Ce décret pris par le président de la République est innovateur. Dès son arrivée à la présidence de l’Ordre, le premier combat de Antoine-Béli Bokolojoué a été, de s’attaquer aux lois qui régissent le métier principalement la loi des architectes de 1992.
Ensemble avec son bureau, un travail de fond a été ainsi fait pour ramener le nouveau Code au contexte actuel. Il fallait se plier en quatre pour plaider de son adoption au niveau du Sénat.
« Nous avons apporté notre modeste construction à l’élaboration de la loi portant titre et exercice de la profession d’architecte dans notre pays et loi sur l’orientation de l’architecture. Ces deux lois sont encore sur la table du conseil des ministres », a souligné le président de l’Ordre des architectes du Congo.
Et d’ajouter: « Pendant la tenue de l’assemblée générale, on a présenté 12 jeunes architectes qui venaient de sortir de l’école. Les conditionnalités au niveau de l’Union des architectes d’Afrique et de l’Union internationale des architectes (UIA), imposent qu’un jeune sorti de l’école fasse absolument deux ans de stage dans des cabinets pour porter le titre ».
Il a rappelé que « la loi 013 du 29 avril 1992 stipule dans son article 19 nul ne peut exercer la profession d’architecte au Congo s’il n’est inscrit à l’ordre des architectes du Congo ».
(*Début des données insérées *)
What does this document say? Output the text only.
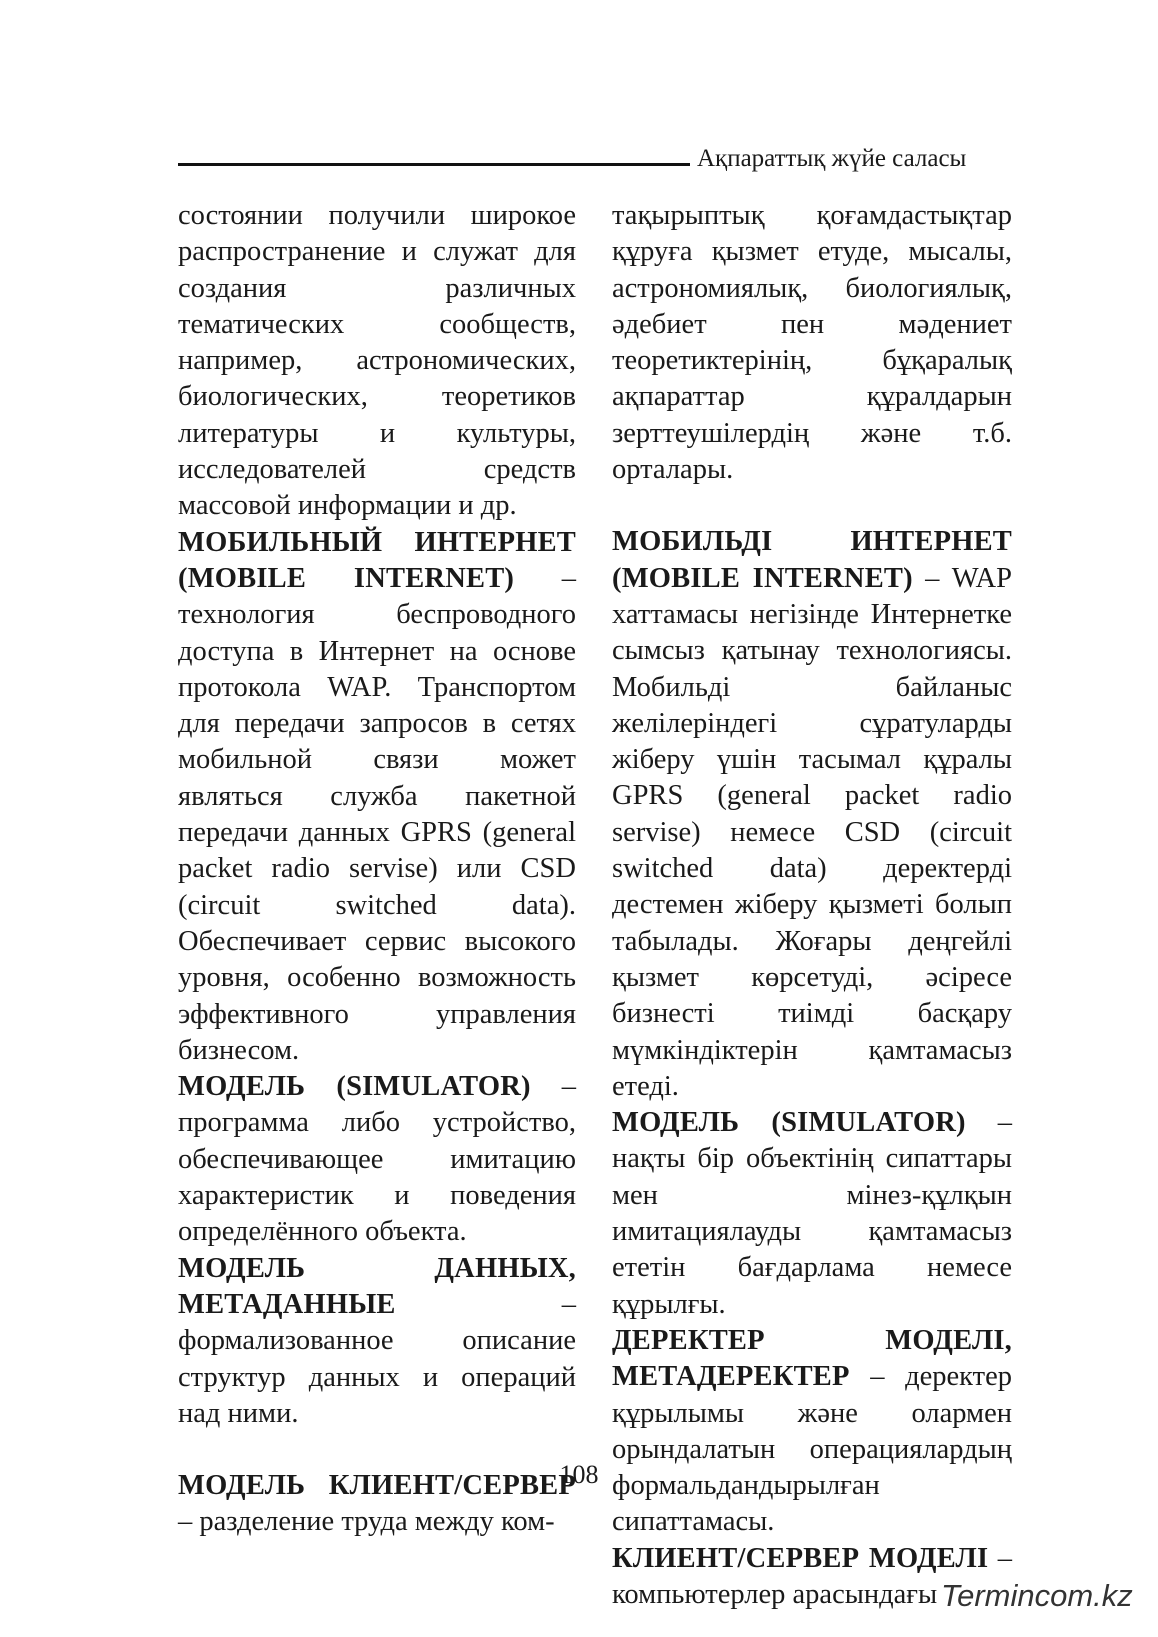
Ақпараттық жүйе саласы

состоянии получили широкое распространение и служат для создания различных тематических сообществ, например, астрономических, биологических, теоретиков литературы и культуры, исследователей средств массовой информации и др.

МОБИЛЬНЫЙ ИНТЕРНЕТ (MOBILE INTERNET) – технология беспроводного доступа в Интернет на основе протокола WAP. Транспортом для передачи запросов в сетях мобильной связи может являться служба пакетной передачи данных GPRS (general packet radio servise) или CSD (circuit switched data). Обеспечивает сервис высокого уровня, особенно возможность эффективного управления бизнесом.

МОДЕЛЬ (SIMULATOR) – программа либо устройство, обеспечивающее имитацию характеристик и поведения определённого объекта.

МОДЕЛЬ ДАННЫХ, МЕТАДАННЫЕ – формализованное описание структур данных и операций над ними.

МОДЕЛЬ КЛИЕНТ/СЕРВЕР – разделение труда между ком-

тақырыптық қоғамдастықтар құруға қызмет етуде, мысалы, астрономиялық, биологиялық, әдебиет пен мәдениет теоретиктерінің, бұқаралық ақпараттар құралдарын зерттеушілердің және т.б. орталары.

МОБИЛЬДІ ИНТЕРНЕТ (MOBILE INTERNET) – WAP хаттамасы негізінде Интернетке сымсыз қатынау технологиясы. Мобильді байланыс желілеріндегі сұратуларды жіберу үшін тасымал құралы GPRS (general packet radio servise) немесе CSD (circuit switched data) деректерді дестемен жіберу қызметі болып табылады. Жоғары деңгейлі қызмет көрсетуді, әсіресе бизнесті тиімді басқару мүмкіндіктерін қамтамасыз етеді.

МОДЕЛЬ (SIMULATOR) – нақты бір объектінің сипаттары мен мінез-құлқын имитациялауды қамтамасыз ететін бағдарлама немесе құрылғы.

ДЕРЕКТЕР МОДЕЛІ, МЕТАДЕРЕКТЕР – деректер құрылымы және олармен орындалатын операциялардың формальдандырылған сипаттамасы.

КЛИЕНТ/СЕРВЕР МОДЕЛІ – компьютерлер арасындағы

108
Termincom.kz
Ces jeunes seront formés et amenés à intérioriser le Code surtout à respecter le cadre déontologique ainsi que les lois qui régissent leur profession.
Il en sera de même pour les anciens architectes qui n’ont plus fait des formations. Cette formation sera basée entre autres sur le Bim, sur l’environnement, le géni climatique.
Notons que la construction est recadrée par le loi qui rappelle à son article 202 que « il est institué du point de vue des procédures d’autorisation trois catégories de permis de construire : le permis de construire de catégorie I, pour les constructions uniquement à rez-de-chaussée, à usage d’habitation ou non, dont l’emprise au sol ne dépasse pas 100 m² et simples par leur composition et de par leurs structures de résidence ; le permis de construire de catégorie II, pour les construction à rez-de-chaussée dont l’emprise au sol dépasse 100 m², les constructions à plus d’un niveau et celles d’intérêt local ; le permis de construction de catégorie III, pour les constructions ou ouvrages d’intérêt national, des organisations internationale et des Etats étrangers, les constructions ou ouvrages à l’intérieur des périmètres d’opérations d’intérêt national ».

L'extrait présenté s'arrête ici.